Currently, in the fashion industry the design idea of a product inadequately supports the MWD concept (minimal waste design). There are no efficient tools or methods available to create garments with maximally minimal raw material use.

Because of objective reasons, the fashion industry cannot create perfect design garments. However, traditionally the design of a garment style is kept fixed during all its very changeable manufacturing process, thereby increasing product costs, as well as pre and post-consumer fabric wastes.

The experiments proved that it is possible to create a single design idea with slightly different values of certain construction parameters. These values - length, widening, others - can be changed in their tolerance intervals in which the visual perception of the style does not change.

A huge number of pattern pieces can be developed for a single garment style using certain slightly different construction parameters in their tolerance intervals. Their further use in the manufacturing process would make the design of a garment style flexible and would help to reduce pre and post-consumer material wastes, as well as, product costs.

To find the tolerance intervals easily and precisely, the existing CADs for visualisation of 2D patterns as 3D garments have to be supplemented with a projector to evaluate virtual garment samples in their original size. The virtual visualization of garment samples in their original size will give the possibility to find minimal values of all tolerance intervals and, hence, to develop initial garment styles with maximally minimal fabric use. It will also help to improve the designing process generally, as well as reduce its time and the number of real samples needed to find the best design solutions.

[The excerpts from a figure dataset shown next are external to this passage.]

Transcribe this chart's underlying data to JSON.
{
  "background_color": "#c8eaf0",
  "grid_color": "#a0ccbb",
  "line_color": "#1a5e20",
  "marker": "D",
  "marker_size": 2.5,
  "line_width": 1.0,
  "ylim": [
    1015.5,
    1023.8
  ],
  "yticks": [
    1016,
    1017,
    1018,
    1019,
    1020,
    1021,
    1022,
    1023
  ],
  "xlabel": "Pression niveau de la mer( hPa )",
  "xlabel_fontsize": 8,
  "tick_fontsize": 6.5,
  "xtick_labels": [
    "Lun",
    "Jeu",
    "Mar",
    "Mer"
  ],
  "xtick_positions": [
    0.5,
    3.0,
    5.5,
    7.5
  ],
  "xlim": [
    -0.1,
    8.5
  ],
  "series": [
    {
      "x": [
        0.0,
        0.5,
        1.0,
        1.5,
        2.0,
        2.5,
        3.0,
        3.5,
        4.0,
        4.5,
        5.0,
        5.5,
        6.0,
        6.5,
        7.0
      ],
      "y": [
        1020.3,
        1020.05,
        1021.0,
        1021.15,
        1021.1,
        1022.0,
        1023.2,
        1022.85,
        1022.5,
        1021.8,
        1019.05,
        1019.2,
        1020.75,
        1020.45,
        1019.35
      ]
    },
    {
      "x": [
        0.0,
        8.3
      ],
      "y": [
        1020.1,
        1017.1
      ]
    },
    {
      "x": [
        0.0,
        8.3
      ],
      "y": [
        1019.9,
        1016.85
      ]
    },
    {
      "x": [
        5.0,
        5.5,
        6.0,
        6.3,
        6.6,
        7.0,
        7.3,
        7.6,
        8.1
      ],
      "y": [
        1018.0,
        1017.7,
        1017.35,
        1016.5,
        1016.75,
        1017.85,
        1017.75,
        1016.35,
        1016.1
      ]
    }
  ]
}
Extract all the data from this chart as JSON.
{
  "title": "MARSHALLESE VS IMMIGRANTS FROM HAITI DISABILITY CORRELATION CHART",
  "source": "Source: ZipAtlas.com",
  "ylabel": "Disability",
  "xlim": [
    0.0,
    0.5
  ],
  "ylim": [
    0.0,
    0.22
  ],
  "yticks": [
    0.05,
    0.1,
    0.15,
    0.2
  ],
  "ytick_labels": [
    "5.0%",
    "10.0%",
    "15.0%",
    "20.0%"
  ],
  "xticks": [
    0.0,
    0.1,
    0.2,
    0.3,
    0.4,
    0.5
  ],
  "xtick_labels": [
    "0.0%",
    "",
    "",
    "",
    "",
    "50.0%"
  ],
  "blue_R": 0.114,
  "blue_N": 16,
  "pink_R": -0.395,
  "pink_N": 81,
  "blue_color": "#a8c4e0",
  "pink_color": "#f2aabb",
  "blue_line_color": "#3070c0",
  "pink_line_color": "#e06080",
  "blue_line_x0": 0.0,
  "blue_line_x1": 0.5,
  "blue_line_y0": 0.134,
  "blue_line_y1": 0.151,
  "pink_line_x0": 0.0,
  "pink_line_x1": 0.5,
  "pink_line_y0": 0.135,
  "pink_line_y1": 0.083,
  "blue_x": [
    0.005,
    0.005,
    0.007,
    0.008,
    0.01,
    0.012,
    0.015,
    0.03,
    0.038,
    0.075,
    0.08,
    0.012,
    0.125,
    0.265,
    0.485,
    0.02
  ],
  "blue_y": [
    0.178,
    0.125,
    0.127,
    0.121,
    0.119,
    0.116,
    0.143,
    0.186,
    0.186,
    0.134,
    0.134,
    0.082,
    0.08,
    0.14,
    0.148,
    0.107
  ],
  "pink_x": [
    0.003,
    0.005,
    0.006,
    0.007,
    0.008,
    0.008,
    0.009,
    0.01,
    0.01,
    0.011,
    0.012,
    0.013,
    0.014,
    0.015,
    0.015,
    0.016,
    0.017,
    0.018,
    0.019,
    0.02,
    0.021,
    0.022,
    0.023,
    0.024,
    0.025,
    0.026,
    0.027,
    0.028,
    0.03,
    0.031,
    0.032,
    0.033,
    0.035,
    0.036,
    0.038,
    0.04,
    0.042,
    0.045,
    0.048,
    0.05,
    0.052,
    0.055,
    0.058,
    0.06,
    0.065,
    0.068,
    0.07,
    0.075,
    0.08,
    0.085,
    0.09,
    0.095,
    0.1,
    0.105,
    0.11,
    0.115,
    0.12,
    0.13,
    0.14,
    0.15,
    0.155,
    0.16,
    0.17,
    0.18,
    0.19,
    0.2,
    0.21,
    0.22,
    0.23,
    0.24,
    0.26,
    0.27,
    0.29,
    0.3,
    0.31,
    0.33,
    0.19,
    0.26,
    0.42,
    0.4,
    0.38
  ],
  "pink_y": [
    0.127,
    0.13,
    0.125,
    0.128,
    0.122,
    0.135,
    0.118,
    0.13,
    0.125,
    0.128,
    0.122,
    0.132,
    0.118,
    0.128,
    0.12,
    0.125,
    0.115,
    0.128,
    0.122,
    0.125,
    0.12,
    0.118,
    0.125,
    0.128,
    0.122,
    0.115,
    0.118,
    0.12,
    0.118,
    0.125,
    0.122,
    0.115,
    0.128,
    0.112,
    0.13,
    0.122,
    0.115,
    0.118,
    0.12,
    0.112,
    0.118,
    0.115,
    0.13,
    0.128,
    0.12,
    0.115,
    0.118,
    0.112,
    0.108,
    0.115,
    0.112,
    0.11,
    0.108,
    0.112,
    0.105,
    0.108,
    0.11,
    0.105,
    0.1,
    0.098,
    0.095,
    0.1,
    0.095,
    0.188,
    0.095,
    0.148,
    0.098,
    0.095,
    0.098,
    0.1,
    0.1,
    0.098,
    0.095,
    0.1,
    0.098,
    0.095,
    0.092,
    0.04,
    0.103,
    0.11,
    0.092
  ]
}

Already several existing softwares can be used to implement the flexible design concept in the garment manufacturing process. However, to do it in a maximally efficient way, one common cloud-based software should be developed, with the help of which the tolerance intervals determined by a designer are easily used later in the product manufacturing process.

Determination of tolerance intervals for certain construction parameters for every garment style and their later use in the product manufacturing process will presently create a very much needed “virtual bridge” between designers and manufacturers and will help to realize the MWD concept in the fashion industry in an effective way.